🤖 AI Summary
To address low data utilization efficiency in large language model (LLM) instruction tuning, this paper proposes the first tri-dimensional collaborative data selection framework integrating diversity, debiased difficulty estimation, and external credibility. Methodologically: (1) generation difficulty is modeled via uncertainty estimation, explicitly decoupling it from contextual diversity; (2) an external LLM provides calibrated credibility scores for candidate instances; (3) a weighted coreset optimization algorithm is designed, enabling multi-round feedback-driven adaptive subset selection. The key innovation lies in the unified, end-to-end differentiable modeling of all three dimensions—diversity, difficulty, and credibility—within a single optimization objective. Experiments on three major benchmarks demonstrate that our method achieves comparable or superior performance to full-data fine-tuning using less than 10% of the training data, significantly enhancing both instruction-following capability and sample efficiency.
📝 Abstract
Recent advancements in instruction tuning for large language models (LLMs) suggest that a small, high-quality dataset can significantly equip LLMs with instruction-following capabilities, outperforming large datasets often burdened by quality and redundancy issues. However, the challenge lies in automatically identifying valuable subsets from large datasets to boost both the effectiveness and efficiency of instruction tuning. In this paper, we first establish data selection criteria based on three distinct aspects of data value: diversity, difficulty, and dependability, and then propose the D3 method comprising two key steps of scoring and selection.
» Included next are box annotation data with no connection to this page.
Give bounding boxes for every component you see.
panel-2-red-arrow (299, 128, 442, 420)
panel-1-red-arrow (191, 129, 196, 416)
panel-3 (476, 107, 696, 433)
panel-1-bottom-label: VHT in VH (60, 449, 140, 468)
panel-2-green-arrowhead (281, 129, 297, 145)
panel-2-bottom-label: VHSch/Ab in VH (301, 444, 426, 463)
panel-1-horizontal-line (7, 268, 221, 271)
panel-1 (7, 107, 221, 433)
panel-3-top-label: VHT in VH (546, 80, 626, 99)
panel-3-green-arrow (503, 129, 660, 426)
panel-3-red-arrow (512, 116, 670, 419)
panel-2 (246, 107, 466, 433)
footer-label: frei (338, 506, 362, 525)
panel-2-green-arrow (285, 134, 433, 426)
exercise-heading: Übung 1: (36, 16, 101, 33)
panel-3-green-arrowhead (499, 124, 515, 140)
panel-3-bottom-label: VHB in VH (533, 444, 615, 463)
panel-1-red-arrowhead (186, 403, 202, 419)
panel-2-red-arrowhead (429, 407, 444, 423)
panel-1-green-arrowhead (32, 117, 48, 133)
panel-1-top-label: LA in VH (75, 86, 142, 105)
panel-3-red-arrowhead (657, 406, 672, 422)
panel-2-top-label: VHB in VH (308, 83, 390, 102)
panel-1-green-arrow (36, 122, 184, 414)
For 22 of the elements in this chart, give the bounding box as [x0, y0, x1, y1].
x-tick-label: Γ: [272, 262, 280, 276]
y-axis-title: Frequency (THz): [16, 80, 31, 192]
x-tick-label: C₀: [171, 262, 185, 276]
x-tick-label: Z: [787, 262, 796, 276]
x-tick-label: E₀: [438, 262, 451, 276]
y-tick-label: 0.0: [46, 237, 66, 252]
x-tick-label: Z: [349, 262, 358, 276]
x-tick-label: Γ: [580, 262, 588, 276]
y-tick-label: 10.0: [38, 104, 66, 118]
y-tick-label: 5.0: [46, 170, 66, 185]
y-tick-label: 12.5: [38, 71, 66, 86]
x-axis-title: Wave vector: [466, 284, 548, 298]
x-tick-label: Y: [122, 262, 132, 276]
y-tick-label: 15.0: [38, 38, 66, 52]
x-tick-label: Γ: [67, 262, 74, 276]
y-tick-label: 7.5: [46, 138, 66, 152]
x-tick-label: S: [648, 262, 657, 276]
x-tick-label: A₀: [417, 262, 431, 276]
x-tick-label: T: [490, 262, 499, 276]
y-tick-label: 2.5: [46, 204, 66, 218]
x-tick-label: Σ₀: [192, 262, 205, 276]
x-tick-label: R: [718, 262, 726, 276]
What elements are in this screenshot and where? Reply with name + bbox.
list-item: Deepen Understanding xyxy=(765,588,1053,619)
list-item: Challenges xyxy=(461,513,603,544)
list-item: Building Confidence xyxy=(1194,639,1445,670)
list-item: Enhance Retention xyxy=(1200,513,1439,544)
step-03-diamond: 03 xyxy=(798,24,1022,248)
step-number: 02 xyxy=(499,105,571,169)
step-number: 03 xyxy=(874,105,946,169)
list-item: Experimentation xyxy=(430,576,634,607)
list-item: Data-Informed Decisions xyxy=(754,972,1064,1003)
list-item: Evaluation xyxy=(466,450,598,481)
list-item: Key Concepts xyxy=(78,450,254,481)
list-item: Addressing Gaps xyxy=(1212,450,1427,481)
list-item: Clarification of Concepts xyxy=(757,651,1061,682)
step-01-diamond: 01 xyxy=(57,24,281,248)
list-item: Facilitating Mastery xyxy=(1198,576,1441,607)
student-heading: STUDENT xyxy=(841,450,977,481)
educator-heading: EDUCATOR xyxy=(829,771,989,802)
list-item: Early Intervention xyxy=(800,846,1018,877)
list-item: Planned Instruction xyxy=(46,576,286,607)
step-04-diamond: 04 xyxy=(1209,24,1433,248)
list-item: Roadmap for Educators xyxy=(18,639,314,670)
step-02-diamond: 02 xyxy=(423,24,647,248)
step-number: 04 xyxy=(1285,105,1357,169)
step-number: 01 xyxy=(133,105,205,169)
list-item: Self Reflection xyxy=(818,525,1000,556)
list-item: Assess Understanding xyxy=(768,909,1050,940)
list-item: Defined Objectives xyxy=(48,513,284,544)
Specifically, in the scoring step, we define the diversity function to measure sample distinctiveness and introduce the uncertainty-based prediction difficulty to evaluate sample difficulty by mitigating the interference of context-oriented generation diversity. Additionally, we integrate an external LLM for dependability assessment. In the selection step, we formulate the D3 weighted coreset objective, which jointly optimizes three aspects of data value to solve for the most valuable subset. The two steps of D3 can iterate multiple rounds, incorporating feedback to refine the selection focus adaptively. Experiments on three datasets demonstrate the effectiveness of D3 in endowing LLMs with competitive or even superior instruction-following capabilities using less than 10% of the entire dataset.